Today we've got a fabulous interview: Deborah Blumenthal, award winning journalist and nutritionist, who is also a novelist! (Where does she find the time?!) Her newest young adult novel, The Lifeguard, just came out and she's here to tell us all about it!
But let's just stare at the cover in awe for a minute, shall we?
Wowzers. Ahem. Okay, yes, now on to important things: the interview!
Tell us a little about The Lifeguard.
The Lifeguard is my new young adult novel about 16-year-old Sirena Shane who is sent off to spend the summer at the Rhode Island shore with her Aunt Ellie, because her parents, at home in Texas, are going through a difficult divorce.
It’s a summer that will transform her life – forever.

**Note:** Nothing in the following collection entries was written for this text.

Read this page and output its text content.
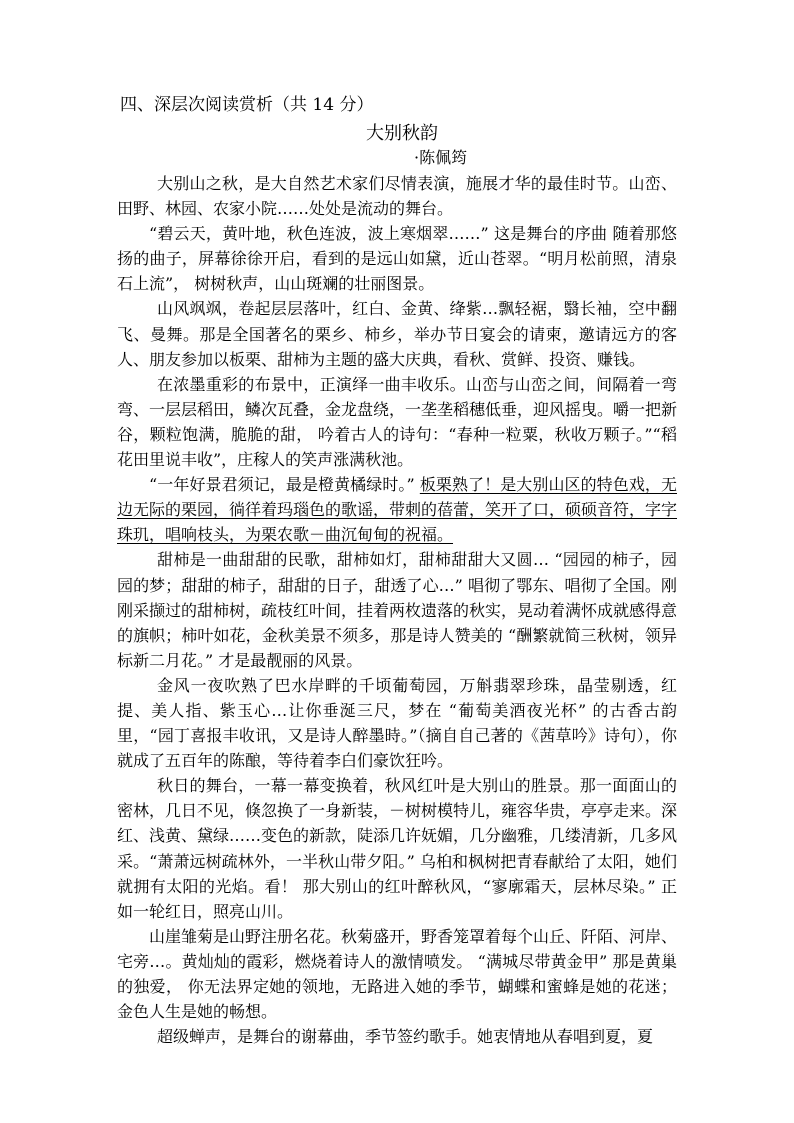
四、深层次阅读赏析（共 14 分）
大别秋韵
·陈佩筠

大别山之秋，是大自然艺术家们尽情表演，施展才华的最佳时节。山峦、田野、林园、农家小院……处处是流动的舞台。

“碧云天，黄叶地，秋色连波，波上寒烟翠……” 这是舞台的序曲 随着那悠扬的曲子，屏幕徐徐开启，看到的是远山如黛，近山苍翠。“明月松前照，清泉石上流”， 树树秋声，山山斑斓的壮丽图景。

山风飒飒，卷起层层落叶，红白、金黄、绛紫…飘轻裾，翳长袖，空中翻飞、曼舞。那是全国著名的栗乡、柿乡，举办节日宴会的请柬，邀请远方的客人、朋友参加以板栗、甜柿为主题的盛大庆典，看秋、赏鲜、投资、赚钱。

在浓墨重彩的布景中，正演绎一曲丰收乐。山峦与山峦之间，间隔着一弯弯、一层层稻田，鳞次瓦叠，金龙盘绕，一垄垄稻穗低垂，迎风摇曳。嚼一把新谷，颗粒饱满，脆脆的甜， 吟着古人的诗句：“春种一粒粟，秋收万颗子。”“稻花田里说丰收”，庄稼人的笑声涨满秋池。

“一年好景君须记，最是橙黄橘绿时。” 板栗熟了！是大别山区的特色戏，无边无际的栗园，徜徉着玛瑙色的歌谣，带刺的蓓蕾，笑开了口，硕硕音符，字字珠玑，唱响枝头，为栗农歌－曲沉甸甸的祝福。

甜柿是一曲甜甜的民歌，甜柿如灯，甜柿甜甜大又圆… “园园的柿子，园园的梦；甜甜的柿子，甜甜的日子，甜透了心…” 唱彻了鄂东、唱彻了全国。刚刚采撷过的甜柿树，疏枝红叶间，挂着两枚遗落的秋实，晃动着满怀成就感得意的旗帜；柿叶如花，金秋美景不须多，那是诗人赞美的 “酬繁就简三秋树，领异标新二月花。” 才是最靓丽的风景。

金风一夜吹熟了巴水岸畔的千顷葡萄园，万斛翡翠珍珠，晶莹剔透，红提、美人指、紫玉心…让你垂涎三尺，梦在 “葡萄美酒夜光杯” 的古香古韵里，“园丁喜报丰收讯，又是诗人醉墨時。”（摘自自己著的《茜草吟》诗句），你就成了五百年的陈酿，等待着李白们豪饮狂吟。

秋日的舞台，一幕一幕变换着，秋风红叶是大别山的胜景。那一面面山的密林，几日不见，倏忽换了一身新装，－树树模特儿，雍容华贵，亭亭走来。深红、浅黄、黛绿……变色的新款，陡添几许妩媚，几分幽雅，几缕清新，几多风采。“萧萧远树疏林外，一半秋山带夕阳。” 乌桕和枫树把青春献给了太阳，她们就拥有太阳的光焰。看！ 那大别山的红叶醉秋风，“寥廓霜天，层林尽染。” 正如一轮红日，照亮山川。

山崖雏菊是山野注册名花。秋菊盛开，野香笼罩着每个山丘、阡陌、河岸、宅旁…。黄灿灿的霞彩，燃烧着诗人的激情喷发。 “满城尽带黄金甲” 那是黄巢的独爱， 你无法界定她的领地，无路进入她的季节，蝴蝶和蜜蜂是她的花迷；金色人生是她的畅想。

超级蝉声，是舞台的谢幕曲，季节签约歌手。她衷情地从春唱到夏，夏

She moves into a beach house filled with ghosts, falls hard for a mysterious lifeguard with extraordinary looks and mysterious healing powers, and meets an 80-year old Brazilian artist and shaman who bequeaths her an unusual gift.
Before you wrote The Lifeguard, you wrote another young adult novel called Fat Camp. Tell us a little about that one and how you got into the young adult field.

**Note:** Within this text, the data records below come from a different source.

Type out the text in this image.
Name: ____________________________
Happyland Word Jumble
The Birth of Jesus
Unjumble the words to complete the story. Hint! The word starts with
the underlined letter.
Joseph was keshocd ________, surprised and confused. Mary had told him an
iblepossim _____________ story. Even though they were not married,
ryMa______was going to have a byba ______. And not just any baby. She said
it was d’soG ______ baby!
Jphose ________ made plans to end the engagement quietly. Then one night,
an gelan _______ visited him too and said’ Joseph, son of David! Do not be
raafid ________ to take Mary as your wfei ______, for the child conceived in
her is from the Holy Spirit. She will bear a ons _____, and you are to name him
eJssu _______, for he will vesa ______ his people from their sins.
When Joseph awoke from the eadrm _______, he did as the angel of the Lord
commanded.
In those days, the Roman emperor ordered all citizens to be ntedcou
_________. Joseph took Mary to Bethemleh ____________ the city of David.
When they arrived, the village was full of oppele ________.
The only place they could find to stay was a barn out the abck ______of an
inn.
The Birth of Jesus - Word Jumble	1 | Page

Fat Camp is the story of an overweight teen whose svelte parents ship her off to a weight-loss camp for the summer. In the process of battling the numbers on the scale, she comes to terms with who she is and what’s import to her, as well as finding romance with a boy facing his own issues beyond what’s on the scale.
Fat Camp was written at the suggestion of my agent, and it was based on an article I wrote for the Sunday New York Times Magazine on weight-loss camps for kids. I’m also a nutritionist, so health and weight loss are subjects close to my heart. After writing Fat Camp, I realized how much I enjoyed getting into the teen world.

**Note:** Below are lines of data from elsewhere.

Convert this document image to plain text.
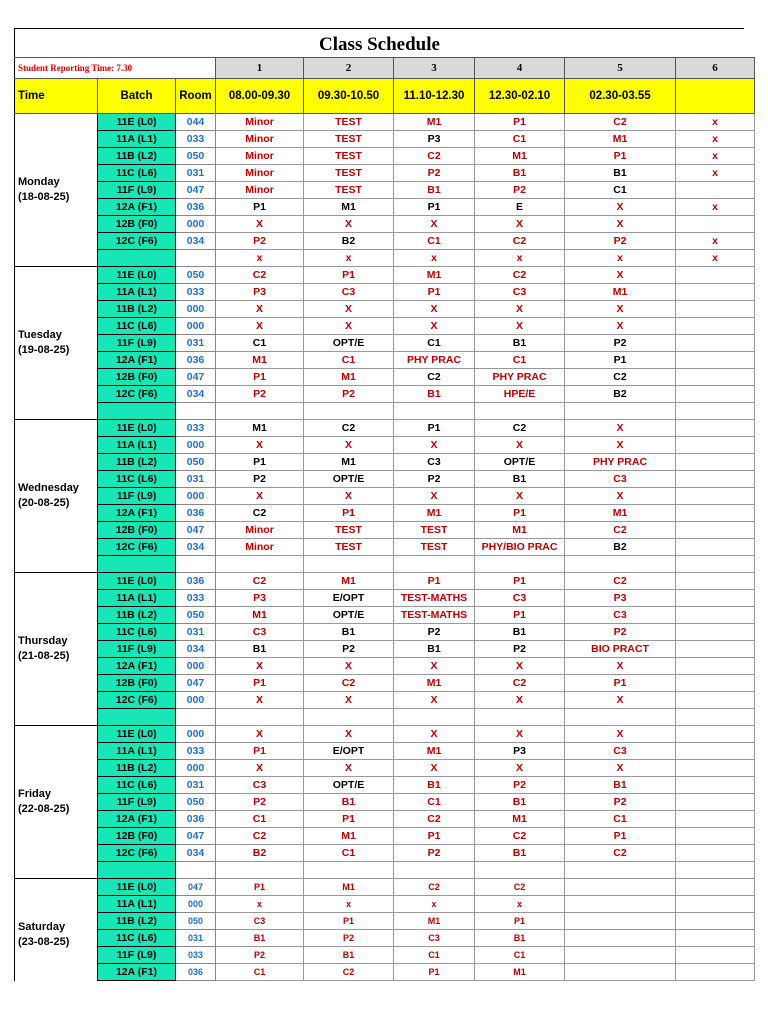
Class Schedule
Student Reporting Time: 7.30			1	2	3	4	5	6
Time	Batch	Room	08.00-09.30	09.30-10.50	11.10-12.30	12.30-02.10	02.30-03.55	

Monday
(18-08-25)	11E (L0)	044	Minor	TEST	M1	P1	C2	x
	11A (L1)	033	Minor	TEST	P3	C1	M1	x
	11B (L2)	050	Minor	TEST	C2	M1	P1	x
	11C (L6)	031	Minor	TEST	P2	B1	B1	x
	11F (L9)	047	Minor	TEST	B1	P2	C1	
	12A (F1)	036	P1	M1	P1	E	X	x
	12B (F0)	000	X	X	X	X	X	
	12C (F6)	034	P2	B2	C1	C2	P2	x
			x	x	x	x	x	x

Tuesday
(19-08-25)	11E (L0)	050	C2	P1	M1	C2	X	
	11A (L1)	033	P3	C3	P1	C3	M1	
	11B (L2)	000	X	X	X	X	X	
	11C (L6)	000	X	X	X	X	X	
	11F (L9)	031	C1	OPT/E	C1	B1	P2	
	12A (F1)	036	M1	C1	PHY PRAC	C1	P1	
	12B (F0)	047	P1	M1	C2	PHY PRAC	C2	
	12C (F6)	034	P2	P2	B1	HPE/E	B2	

Wednesday
(20-08-25)	11E (L0)	033	M1	C2	P1	C2	X	
	11A (L1)	000	X	X	X	X	X	
	11B (L2)	050	P1	M1	C3	OPT/E	PHY PRAC	
	11C (L6)	031	P2	OPT/E	P2	B1	C3	
	11F (L9)	000	X	X	X	X	X	
	12A (F1)	036	C2	P1	M1	P1	M1	
	12B (F0)	047	Minor	TEST	TEST	M1	C2	
	12C (F6)	034	Minor	TEST	TEST	PHY/BIO PRAC	B2	

Thursday
(21-08-25)	11E (L0)	036	C2	M1	P1	P1	C2	
	11A (L1)	033	P3	E/OPT	TEST-MATHS	C3	P3	
	11B (L2)	050	M1	OPT/E	TEST-MATHS	P1	C3	
	11C (L6)	031	C3	B1	P2	B1	P2	
	11F (L9)	034	B1	P2	B1	P2	BIO PRACT	
	12A (F1)	000	X	X	X	X	X	
	12B (F0)	047	P1	C2	M1	C2	P1	
	12C (F6)	000	X	X	X	X	X	

Friday
(22-08-25)	11E (L0)	000	X	X	X	X	X	
	11A (L1)	033	P1	E/OPT	M1	P3	C3	
	11B (L2)	000	X	X	X	X	X	
	11C (L6)	031	C3	OPT/E	B1	P2	B1	
	11F (L9)	050	P2	B1	C1	B1	P2	
	12A (F1)	036	C1	P1	C2	M1	C1	
	12B (F0)	047	C2	M1	P1	C2	P1	
	12C (F6)	034	B2	C1	P2	B1	C2	

Saturday
(23-08-25)	11E (L0)	047	P1	M1	C2	C2		
	11A (L1)	000	x	x	x	x		
	11B (L2)	050	C3	P1	M1	P1		
	11C (L6)	031	B1	P2	C3	B1		
	11F (L9)	033	P2	B1	C1	C1		
	12A (F1)	036	C1	C2	P1	M1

You started out as a journalist writing on health topics. Was it a big switch going on to writing books?
I think that journalism prepared me for writing books. Hook them in the lead applies to writing books too, even though you get a bit more space in the opening pages of a book. And whether you’re writing articles for newspapers and magazines or writing books, your object is the same, to tell a good story in the most compelling way.
Young adult novels these days deal with many of the same gritty issues as adult novels. How are these issues treated differently in young adult novels?
I think you can write about almost any issue in a young adult novel, but you approach it with a bit more caution and sensitivity. You have to keep in mind that you’re writing for a younger age group with less experience in the world, so you begin from there and keep that in mind.
Do you have a favorite young adult writer?
I really admire Sarah Zarr. And I thought the Summer series by Jenny Han was terrific.
What’s up next for you?
I’ve just finished the first draft of a new young adult novel, and I’m in the process with playing with a new idea for a picture book.
Do you have a draw full of half-finished manuscripts, or unsold manuscripts?
Actually I have one shelf in my kitchen cabinet that holds the prints out of three novels. I don’t think of them as dead – just unpublished, at this point. When I get around to it, I may sell them as e-books.